Divorce!

At what point do I realize that this is still an alive relationship or a dead one?  At what point do I say I am done and throw in the towel.  Just when I think I am moving one step forward, we argue over smallest issues that are like KOOHE ALBORZ to us.

Is it me? Am I the problem? Being bored has taken over. When we fight, I do not even feel an ounce of sadness for him yet when we are okay, I feel love for my so-called other half. IS THIS CRAZY or what?

Its a circle in my mind—>boro, naro,bemoon,namoon.  I wonder how many people are truly happy after a divorce if there is no ‘khian’ in the picture. Maybe there is khianat in my mind, maybe I am ‘khianating’ since I am not giving 100% of myself anymore. I don’t even think I am giving 70%.

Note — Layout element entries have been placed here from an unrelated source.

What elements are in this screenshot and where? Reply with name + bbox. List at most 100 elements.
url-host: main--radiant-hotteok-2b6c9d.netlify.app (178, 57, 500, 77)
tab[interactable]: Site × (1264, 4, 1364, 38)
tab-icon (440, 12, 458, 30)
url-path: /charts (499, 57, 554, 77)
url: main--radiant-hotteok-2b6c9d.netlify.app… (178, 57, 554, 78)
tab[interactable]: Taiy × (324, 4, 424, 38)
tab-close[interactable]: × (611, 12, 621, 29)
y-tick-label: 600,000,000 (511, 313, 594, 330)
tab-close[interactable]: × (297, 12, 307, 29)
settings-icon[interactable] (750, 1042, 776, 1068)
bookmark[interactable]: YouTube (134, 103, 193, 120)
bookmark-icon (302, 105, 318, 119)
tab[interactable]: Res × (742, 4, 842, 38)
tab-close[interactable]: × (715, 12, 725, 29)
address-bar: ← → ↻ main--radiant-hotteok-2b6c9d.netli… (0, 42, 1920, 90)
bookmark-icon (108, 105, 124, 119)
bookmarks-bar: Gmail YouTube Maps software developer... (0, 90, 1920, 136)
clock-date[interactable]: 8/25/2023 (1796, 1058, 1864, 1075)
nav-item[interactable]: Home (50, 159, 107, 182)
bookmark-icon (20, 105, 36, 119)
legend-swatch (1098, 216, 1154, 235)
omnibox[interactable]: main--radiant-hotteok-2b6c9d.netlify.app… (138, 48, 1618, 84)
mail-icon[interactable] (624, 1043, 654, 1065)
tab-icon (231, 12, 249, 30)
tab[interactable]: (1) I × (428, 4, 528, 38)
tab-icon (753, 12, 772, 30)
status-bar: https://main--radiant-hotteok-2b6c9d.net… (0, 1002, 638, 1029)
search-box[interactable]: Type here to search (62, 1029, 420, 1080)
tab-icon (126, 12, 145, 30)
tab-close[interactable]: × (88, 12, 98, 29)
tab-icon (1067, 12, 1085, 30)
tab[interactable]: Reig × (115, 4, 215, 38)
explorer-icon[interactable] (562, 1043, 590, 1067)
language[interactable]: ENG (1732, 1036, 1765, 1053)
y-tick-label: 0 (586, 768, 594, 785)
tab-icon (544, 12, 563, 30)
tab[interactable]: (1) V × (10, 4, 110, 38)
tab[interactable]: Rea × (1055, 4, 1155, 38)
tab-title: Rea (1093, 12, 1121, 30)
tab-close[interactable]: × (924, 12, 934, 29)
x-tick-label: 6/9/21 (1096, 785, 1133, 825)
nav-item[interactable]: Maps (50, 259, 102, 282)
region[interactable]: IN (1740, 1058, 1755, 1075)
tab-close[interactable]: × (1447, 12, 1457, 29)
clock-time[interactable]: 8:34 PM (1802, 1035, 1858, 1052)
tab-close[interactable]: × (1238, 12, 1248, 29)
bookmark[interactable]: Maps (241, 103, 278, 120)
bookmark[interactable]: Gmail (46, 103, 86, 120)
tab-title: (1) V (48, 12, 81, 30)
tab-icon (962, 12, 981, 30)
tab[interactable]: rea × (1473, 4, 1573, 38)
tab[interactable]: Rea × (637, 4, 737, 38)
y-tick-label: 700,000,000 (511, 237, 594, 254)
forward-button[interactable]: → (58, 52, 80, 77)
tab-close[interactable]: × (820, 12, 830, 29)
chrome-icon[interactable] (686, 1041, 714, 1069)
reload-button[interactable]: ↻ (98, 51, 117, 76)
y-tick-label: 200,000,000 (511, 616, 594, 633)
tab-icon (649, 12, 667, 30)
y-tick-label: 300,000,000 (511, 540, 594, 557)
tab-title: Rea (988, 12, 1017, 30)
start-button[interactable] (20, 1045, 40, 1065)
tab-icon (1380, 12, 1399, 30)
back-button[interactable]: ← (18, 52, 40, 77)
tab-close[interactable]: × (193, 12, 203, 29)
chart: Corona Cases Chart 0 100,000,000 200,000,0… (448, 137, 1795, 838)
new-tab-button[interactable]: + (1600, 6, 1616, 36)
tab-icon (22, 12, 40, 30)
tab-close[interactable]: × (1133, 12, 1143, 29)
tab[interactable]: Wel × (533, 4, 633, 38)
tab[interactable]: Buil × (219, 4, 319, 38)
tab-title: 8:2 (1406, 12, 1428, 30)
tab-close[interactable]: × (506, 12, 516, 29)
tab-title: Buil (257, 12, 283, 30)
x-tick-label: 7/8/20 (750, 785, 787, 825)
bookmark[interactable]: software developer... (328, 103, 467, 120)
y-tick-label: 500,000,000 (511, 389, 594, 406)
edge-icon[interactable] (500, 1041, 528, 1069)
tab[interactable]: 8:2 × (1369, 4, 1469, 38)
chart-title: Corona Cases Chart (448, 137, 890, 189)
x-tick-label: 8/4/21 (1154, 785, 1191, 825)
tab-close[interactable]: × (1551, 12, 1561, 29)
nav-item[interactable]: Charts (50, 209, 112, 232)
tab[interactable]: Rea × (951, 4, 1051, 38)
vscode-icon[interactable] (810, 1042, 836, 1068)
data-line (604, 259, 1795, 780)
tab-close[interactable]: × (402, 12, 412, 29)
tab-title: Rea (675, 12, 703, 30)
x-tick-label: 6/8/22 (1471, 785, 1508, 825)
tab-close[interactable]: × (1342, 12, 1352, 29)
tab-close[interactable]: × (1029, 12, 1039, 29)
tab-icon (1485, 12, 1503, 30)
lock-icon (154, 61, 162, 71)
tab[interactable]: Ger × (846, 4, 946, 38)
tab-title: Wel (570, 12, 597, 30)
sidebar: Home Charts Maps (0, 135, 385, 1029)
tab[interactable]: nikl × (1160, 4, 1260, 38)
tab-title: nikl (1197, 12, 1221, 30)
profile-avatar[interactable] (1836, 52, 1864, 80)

50-50 is what I am giving. Putting 50% energy in this marriage to keep it alive because some where in my heart I do want this but as the days go by and I get older, will I ever throw in the towel? If yes, at what age? I don’t want to be 45 or 50 before realizing I should have walked away sooner.

The sad part is that I believe he is doing his best to keep me and this marriage but I can see the tired look on his face when we fight. I can see he is close to the edge of this bridge called marriage and may soon leap.  Does that make me happy? I do not know. Do I want him to take the first steps so that I can say it was him who gave up on us? Who knows? Maybe, maybe not.

Back to my question. How many of you or those that you know ended up happy after the marriage ended?